Kemi Seba, l’influenceur anti-occidental, est au Tchad depuis plus d’une semaine, où sa présence suscite de vives réactions. Il a notamment donné une conférence de presse le 3 mai dernier, où il a critiqué vigoureusement le franc CFA et la politique française en Afrique. Cette intervention, loin de passer inaperçue, a déclenché une polémique. Ses détracteurs estiment que le pouvoir tchadien, bien que l’ayant accueilli, ne veut pas assumer publiquement son soutien à cet activiste controversé.
La conférence de presse de Kemi Seba a été organisée dans des conditions privilégiées, avec l’appui apparent des autorités tchadiennes. L’influenceur a bénéficié d’une sécurité renforcée, d’un transport de luxe en 4×4 et d’un hébergement au Radisson Blu, un hôtel où les personnalités officielles séjournent généralement. De plus, la grande salle de conférence du ministère des Affaires étrangères a été mise à sa disposition. Pour ses détracteurs, cela confirme que Seba est en visite officielle, soutenue par le gouvernement tchadien. Cependant, des responsables proches de la présidence ont réfuté cette version, expliquant que la salle avait été louée par l’ONG locale Urgence panafricaine, dont Seba est le président.
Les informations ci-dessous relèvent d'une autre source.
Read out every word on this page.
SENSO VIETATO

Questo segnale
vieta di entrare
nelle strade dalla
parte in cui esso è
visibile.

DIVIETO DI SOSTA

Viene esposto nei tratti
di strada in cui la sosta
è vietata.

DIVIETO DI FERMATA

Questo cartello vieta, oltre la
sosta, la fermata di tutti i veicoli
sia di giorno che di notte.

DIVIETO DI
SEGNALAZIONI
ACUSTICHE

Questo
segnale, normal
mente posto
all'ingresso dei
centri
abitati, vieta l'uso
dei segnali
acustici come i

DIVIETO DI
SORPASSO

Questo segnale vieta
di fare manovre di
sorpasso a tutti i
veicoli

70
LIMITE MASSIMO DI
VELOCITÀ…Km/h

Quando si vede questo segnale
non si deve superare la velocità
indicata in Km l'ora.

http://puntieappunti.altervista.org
Certains analystes estiment que la popularité croissante de Kemi Seba au Tchad n’est pas surprenante. Le discours souverainiste et panafricaniste qu’il véhicule trouve un écho favorable auprès de certains secteurs de la jeunesse tchadienne. Le chercheur Hoinathy Remadji explique que les positions du pays semblent de plus en plus converger vers celles des pays de l’Afrique de l’Est et du Sahel (AES), qui promeuvent des valeurs de souveraineté nationale et de panafricanisme. Cela s’ajoute à la résonance croissante de son message parmi les jeunes, en quête de modèles alternatifs face aux défis de leur époque.
Toutefois, l’adhésion au discours de Kemi Seba soulève des interrogations. L’influenceur, figure de proue de la lutte contre le néocolonialisme, suscite des soutiens, mais également des critiques, notamment sur son approche simpliste. Le président du Rassemblement de la jeunesse africaine, Bechir Hassan Oumar, reconnaît la pertinence des combats menés par Seba, tels que la lutte contre le franc CFA et l’ingérence économique et militaire de la France, mais s’oppose à son radicalisme. Selon lui, la rupture prônée par Seba est contre-productive et ne correspond pas à une vision pragmatique des relations entre les pays africains.
L’ancienne figure de proue de la diplomatie tchadienne, Abderamane Koulamallah, va plus loin en dénonçant l’instrumentalisation de ce discours par des acteurs politiques aux intérêts personnels. Selon lui, la souveraineté des États africains ne doit pas être un terrain d’opportunisme, ni une simple vitrine pour ceux qui cherchent à se faire un nom sur des questions complexes. Pour Koulamallah, l’usage théâtral de sujets aussi cruciaux par des personnages comme Kemi Seba nuit à la compréhension profonde des enjeux.
Les perspectives liées à la présence de Kemi Seba au Tchad restent floues. Si son message a trouvé une audience, notamment parmi les jeunes, son influence pourrait-elle durer ou se limiter à une mode passagère ? La politique tchadienne, sous la présidence de Mahamat Idriss Déby, semble être à un carrefour entre la défense de la souveraineté nationale et l’ouverture à des influences externes. Le rôle de l’influenceur dans cette dynamique pourrait être déterminant, mais il dépendra de la capacité des autorités à naviguer entre soutien populaire et diplomatie pragmatique.